Sofiya Ballin was one of the two 2015 Penny Bender Fuchs diversity fellows.
I started the SFJ fellowship with my mind on two of the largest reporting weekends on the horizon: Made In America and the Pope’s visit to Philadelphia.
I was feeling very journo’d out and I left full of fresh ideas for how I would contribute to the coverage. Meeting and sharing stories and ideas with reporters and editors across the country was exhilarating.
Though I’ve been at the Philadelphia Inquirer for almost a year, during the conference I was able to better understand what goes into producing the paper. More importantly, I understand better the challenges in our industry that go far beyond reporting stories.
Touring the Washington Post, listening to Pulitzer Prize winning journalists, and observing Michael Cavna and others share showed me how there’s no one way to tell a story and engage audiences. And that when it comes to the future of journalism, the pathway has to be filled with creativity, courage and many entry points.
Congratulations to the 2015 Penny Bender Fuchs Diversity Fellows!
They were chosen on the basis of experience, multimedia and writing skills and what they could learn and give back to SFJ.
Sofiya Ballin is a features reporter for the Philadelphia Inquirer.

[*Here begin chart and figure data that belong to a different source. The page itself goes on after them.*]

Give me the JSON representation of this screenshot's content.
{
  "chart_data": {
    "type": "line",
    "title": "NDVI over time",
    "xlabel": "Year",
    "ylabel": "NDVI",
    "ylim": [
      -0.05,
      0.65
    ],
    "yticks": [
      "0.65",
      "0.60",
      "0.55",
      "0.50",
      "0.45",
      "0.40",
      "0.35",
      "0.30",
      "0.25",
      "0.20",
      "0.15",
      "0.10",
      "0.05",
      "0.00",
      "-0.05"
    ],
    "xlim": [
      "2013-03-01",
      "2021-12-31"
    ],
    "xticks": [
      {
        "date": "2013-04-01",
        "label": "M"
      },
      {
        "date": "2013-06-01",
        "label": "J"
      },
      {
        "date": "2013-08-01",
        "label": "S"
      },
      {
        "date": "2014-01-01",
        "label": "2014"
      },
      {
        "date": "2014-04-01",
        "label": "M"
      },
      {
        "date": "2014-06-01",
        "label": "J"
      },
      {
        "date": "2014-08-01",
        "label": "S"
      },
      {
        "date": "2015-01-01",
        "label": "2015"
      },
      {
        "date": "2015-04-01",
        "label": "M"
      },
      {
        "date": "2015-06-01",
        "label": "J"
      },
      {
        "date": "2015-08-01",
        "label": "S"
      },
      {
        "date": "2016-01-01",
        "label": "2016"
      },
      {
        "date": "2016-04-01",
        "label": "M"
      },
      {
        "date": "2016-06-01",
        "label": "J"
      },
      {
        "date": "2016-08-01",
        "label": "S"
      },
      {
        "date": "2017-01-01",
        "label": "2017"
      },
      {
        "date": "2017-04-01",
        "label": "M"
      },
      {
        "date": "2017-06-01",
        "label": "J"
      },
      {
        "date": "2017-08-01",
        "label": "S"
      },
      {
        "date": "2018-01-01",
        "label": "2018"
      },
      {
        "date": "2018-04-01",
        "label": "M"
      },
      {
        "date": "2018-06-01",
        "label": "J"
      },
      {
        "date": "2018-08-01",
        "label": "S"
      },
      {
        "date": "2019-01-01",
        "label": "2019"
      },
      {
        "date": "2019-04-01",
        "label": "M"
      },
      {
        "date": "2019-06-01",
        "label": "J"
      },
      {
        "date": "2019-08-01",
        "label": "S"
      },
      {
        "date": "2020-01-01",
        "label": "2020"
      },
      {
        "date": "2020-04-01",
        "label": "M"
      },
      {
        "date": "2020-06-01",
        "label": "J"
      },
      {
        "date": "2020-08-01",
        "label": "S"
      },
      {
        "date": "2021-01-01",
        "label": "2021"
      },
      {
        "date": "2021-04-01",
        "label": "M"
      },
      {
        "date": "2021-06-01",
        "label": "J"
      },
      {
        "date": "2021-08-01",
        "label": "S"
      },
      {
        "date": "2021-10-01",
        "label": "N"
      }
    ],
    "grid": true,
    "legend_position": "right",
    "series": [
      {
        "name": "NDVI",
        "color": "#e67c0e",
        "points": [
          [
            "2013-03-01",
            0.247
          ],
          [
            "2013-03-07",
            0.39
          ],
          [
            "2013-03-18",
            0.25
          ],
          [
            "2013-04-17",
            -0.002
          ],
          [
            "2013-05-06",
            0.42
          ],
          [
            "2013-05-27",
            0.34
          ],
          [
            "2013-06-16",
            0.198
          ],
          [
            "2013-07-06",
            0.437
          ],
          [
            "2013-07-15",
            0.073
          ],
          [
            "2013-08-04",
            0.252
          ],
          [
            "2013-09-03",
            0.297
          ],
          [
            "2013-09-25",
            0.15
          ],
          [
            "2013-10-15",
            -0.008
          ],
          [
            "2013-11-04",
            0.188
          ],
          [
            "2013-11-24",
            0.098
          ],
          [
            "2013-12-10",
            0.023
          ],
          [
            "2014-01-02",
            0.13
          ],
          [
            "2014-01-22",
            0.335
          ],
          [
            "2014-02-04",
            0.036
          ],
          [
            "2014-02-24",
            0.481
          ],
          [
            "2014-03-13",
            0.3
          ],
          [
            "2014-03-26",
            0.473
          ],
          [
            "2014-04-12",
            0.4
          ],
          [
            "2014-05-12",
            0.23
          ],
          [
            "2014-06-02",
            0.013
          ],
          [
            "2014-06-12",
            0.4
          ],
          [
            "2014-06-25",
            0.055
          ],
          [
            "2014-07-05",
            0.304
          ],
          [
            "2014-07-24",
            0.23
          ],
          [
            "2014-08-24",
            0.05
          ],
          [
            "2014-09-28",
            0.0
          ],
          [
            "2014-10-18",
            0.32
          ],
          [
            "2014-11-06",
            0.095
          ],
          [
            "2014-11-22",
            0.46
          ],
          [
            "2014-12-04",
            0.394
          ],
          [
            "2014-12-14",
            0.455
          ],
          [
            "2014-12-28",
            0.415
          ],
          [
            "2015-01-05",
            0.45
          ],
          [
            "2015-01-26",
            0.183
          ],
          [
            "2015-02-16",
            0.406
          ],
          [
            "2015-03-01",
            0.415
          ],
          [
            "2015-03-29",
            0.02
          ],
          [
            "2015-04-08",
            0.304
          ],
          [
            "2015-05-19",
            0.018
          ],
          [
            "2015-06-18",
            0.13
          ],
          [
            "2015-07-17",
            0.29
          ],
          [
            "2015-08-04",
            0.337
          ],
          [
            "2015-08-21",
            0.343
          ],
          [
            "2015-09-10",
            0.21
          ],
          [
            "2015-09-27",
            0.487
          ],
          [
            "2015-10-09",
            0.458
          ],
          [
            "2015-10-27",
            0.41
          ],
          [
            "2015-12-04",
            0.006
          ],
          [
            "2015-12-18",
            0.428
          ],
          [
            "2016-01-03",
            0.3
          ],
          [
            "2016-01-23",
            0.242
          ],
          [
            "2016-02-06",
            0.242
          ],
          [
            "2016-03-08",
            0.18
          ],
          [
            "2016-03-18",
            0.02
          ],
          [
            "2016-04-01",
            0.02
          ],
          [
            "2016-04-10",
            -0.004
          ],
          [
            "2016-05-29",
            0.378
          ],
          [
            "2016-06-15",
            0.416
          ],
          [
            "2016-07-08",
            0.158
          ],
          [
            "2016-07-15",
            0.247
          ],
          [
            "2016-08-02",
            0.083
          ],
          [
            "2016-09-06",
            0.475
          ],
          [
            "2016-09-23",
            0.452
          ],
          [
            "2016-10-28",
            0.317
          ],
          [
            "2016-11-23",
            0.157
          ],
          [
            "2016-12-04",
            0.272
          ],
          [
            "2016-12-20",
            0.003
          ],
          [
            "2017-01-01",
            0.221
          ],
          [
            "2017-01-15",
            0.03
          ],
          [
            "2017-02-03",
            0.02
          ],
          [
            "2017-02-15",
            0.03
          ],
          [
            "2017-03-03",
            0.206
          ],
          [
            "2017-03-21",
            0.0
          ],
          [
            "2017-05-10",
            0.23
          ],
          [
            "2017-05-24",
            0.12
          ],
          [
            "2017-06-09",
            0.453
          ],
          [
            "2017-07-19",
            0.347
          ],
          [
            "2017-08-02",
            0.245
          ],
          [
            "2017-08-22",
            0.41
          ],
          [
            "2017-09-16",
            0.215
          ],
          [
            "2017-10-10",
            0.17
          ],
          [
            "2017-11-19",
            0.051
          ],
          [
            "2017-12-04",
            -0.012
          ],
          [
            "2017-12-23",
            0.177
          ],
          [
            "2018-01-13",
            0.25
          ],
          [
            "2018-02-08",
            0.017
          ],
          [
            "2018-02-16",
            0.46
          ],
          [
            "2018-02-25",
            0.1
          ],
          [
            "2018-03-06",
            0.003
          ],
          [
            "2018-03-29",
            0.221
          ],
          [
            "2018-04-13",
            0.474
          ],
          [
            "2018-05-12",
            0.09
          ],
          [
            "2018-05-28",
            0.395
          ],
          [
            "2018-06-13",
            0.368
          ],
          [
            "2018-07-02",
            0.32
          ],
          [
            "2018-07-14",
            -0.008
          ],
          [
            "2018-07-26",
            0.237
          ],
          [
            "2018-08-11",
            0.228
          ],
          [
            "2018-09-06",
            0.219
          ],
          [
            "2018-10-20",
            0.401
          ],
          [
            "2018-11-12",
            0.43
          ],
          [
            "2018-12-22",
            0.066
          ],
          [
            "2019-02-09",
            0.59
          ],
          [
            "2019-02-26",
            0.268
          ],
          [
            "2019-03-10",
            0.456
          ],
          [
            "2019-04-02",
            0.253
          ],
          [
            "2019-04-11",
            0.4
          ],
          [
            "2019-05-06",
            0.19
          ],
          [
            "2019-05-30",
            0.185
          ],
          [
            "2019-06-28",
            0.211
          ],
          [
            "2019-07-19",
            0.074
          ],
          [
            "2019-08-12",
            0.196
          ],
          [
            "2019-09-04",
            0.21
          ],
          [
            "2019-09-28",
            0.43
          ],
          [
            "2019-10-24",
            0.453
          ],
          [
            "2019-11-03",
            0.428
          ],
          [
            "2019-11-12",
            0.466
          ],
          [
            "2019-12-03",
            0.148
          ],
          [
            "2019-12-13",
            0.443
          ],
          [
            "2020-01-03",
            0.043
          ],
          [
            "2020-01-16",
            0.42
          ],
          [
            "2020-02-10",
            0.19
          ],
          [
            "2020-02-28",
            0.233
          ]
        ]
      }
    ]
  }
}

She began her writing career at 17, crafting personal stories about growing up natural for natural hair website, The Coil Review, which ended after 7 years.
An award-winning journalist at Temple University, she also reported and edited for JUMP Philly music magazine, contributed pieces to Ebony.com, became a blogger for Huffington Post, interned at the Philadelphia Daily News, and freelanced for the Philadelphia Inquirer.
Ballin joined the Inquirer’s features staff in 2014 after graduation. During her short tenure, she has interviewed mainstream artists and introduced readers to up-and-coming talents, written about trends such as cuffing season and the emergence of Black Twitter, covered major news events such as local Ferguson and Baltimore protests, photographed and produced digital fashion features, and contributed opinion pieces that speak to the millennial soul. Ballin aims to humanize all walks of life through mentorship and her work.
Ada Tseng is a writer and editor based in Southern California, and for the last decade, she’s covered pan-Asian arts and entertainment for Asia Pacific Arts, Audrey Magazine, XFINITY Asia, KoreAm Journal, LA Weekly and more. She hosts a podcast called Bullet Train where she turns silly episodes (about Japanese romance simulation games and “American Ninja Warrior,” for example) into serious explorations (of love and remakes, respectively). She has a series called “Haikus with Hotties.” She studied at UCLA and received her MFA in Writing and Literature at the Bennington Writings Seminars. And she loves writing long feature stories on topics that aren’t being covered in the mainstream media.